Após a mística que deu início ao encontro, trazendo de maneira simbólica as águas dos rios das regiões onde a CPT está presente, a vereadora Silvia Ferraro (Psol - SP) e o Pe. Manoel Godoy facilitaram o debate sobre a análise de conjuntura e como o Brasil se encontra no atual contexto mundial. O momento destacou a importância de organizar o enfrentamento ao capitalismo e às crises trazidas por esse sistema, além da defesa de um novo projeto de vida, respeitando a natureza e os povos, que têm a espiritualidade libertadora encarnada em suas resistências.
O economista Guilherme Delgado, Ayala Ferreira, da direção nacional do Movimento dos Trabalhadores Rurais Sem Terra (MST) e Julciane Anzilago, do Movimento de Mulheres Camponesas (MMC), abriram o painel “Questão agrária hoje e os mitos do agronegócio”. A mesa destrinchou o modelo histórico de concentração de terras no país, desde a colonização, até os dias de hoje. As relações com a reforma agrária como projeto popular de enfrentamento e ruptura definitiva a esse sistema também foram destacadas.
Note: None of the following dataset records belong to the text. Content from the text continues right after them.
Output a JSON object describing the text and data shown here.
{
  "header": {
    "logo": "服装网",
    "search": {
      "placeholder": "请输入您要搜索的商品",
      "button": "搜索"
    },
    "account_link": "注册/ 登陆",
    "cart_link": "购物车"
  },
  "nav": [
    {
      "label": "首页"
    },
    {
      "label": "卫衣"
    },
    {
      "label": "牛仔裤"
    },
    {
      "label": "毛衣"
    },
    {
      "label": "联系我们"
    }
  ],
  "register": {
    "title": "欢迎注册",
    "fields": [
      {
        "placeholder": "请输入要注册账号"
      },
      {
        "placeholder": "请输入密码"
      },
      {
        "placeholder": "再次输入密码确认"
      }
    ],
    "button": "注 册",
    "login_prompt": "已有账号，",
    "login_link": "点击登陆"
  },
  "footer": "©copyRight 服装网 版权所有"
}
“Não basta, para nós, conquistar território para reproduzir o modelo do agronegócio. O agronegócio não só matou, mas também convenceu de que os valores da meritocracia, da concorrência e do individualismo são válidos para a sociedade, e isso se reverberou nas nossas comunidades e assentamentos. Nós sobrevivemos a uma tentativa de padronização e aniquilamento”, completou Ayala.
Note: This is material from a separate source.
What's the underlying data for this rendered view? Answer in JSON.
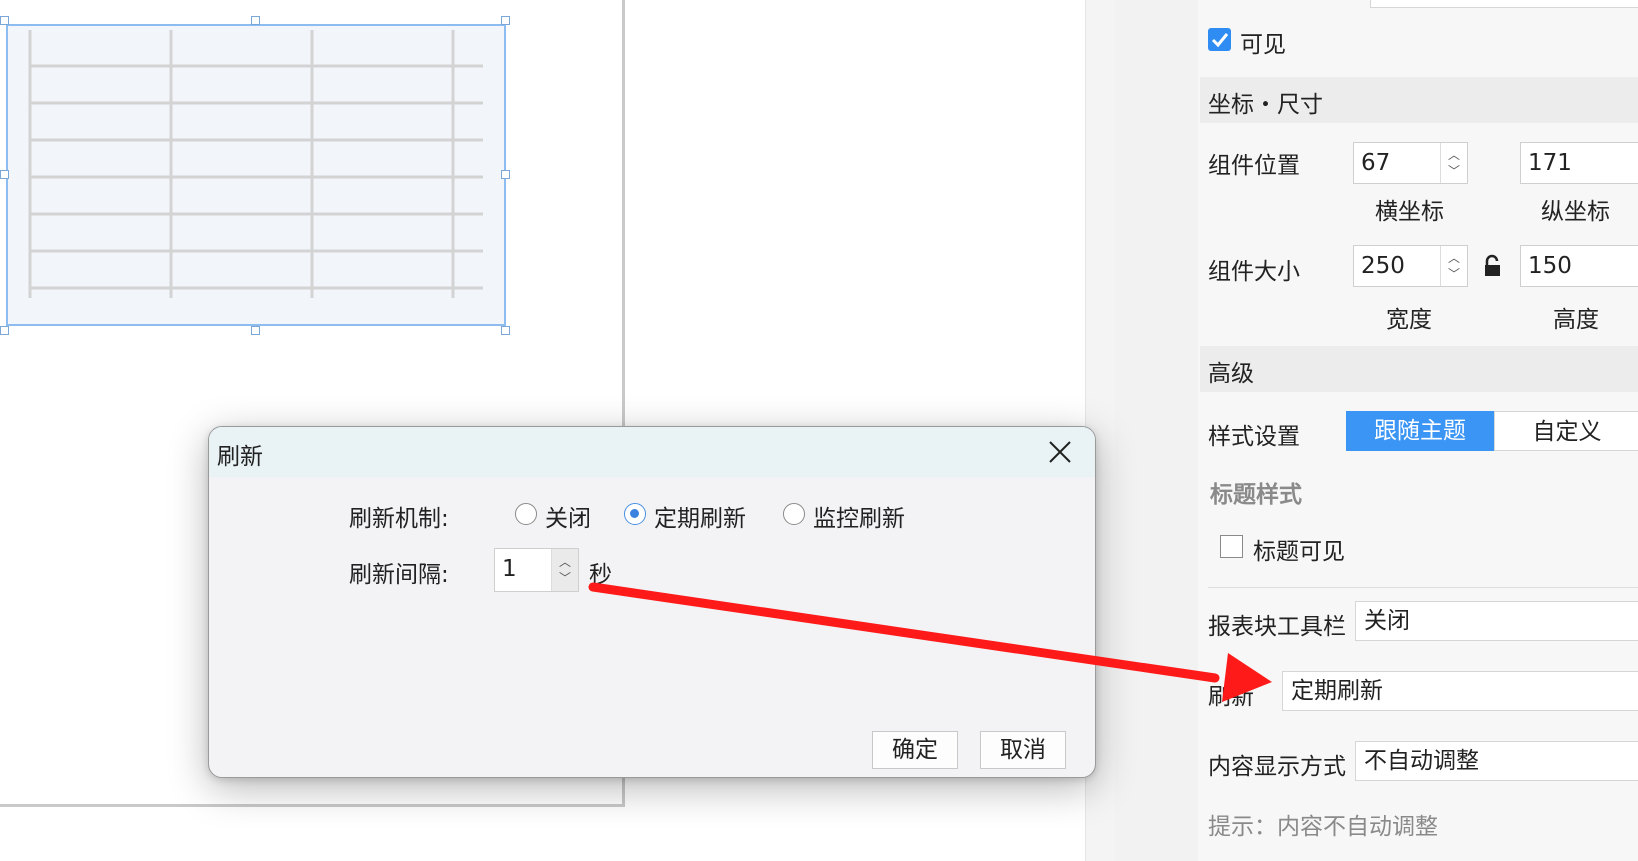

Para Julcilane, a organização popular e formação de consciência política dos trabalhadores é o caminho na construção de uma nova sociedade e com garantia de soberania alimentar para todos. “Há sinais de que a resistência ainda está organizada, seguimos esperançando esse projeto popular”.
Somos a terra, somos a vida
A renovação da espiritualidade por meio de místicas, músicas e resgate da memória das irmãs, irmãos de caminhada e comunidades em luta, delinearam a semana de formação, trazidas por representantes de diversas regiões e comunidades do país. A dimensão do sagrado nos territórios foi apontado também por Anacleta Pires da Silva, do Quilombo Santa Rosa dos Pretos (Itapecuru-Mirim/MA), que denunciou as violências do Estado no território onde vive. “Quando alguém fala de vender a terra, eu vejo o meu corpo ser negociado. Eu sou a terra. Terra é para cuidar. A terra é a nossa vida e é preciso ter respeito por ela".
O avanço dos empreendimentos de energia eólica, que têm impactado a vida dos agricultores, especialmente no Nordeste do país, fez parte da fala de Roselma de Melo, da Comunidade Sobradinho (Caetés/PE). “A gente sabe que a eólica é só a porta de entrada, que depois vem a energia solar e vai ser às nossas custas, mais uma vez. E é muito difícil pra quem está numa comunidade resistindo, porque a gente escuta do prefeito que a gente está sendo beneficiado daquilo, mas isso não existe”.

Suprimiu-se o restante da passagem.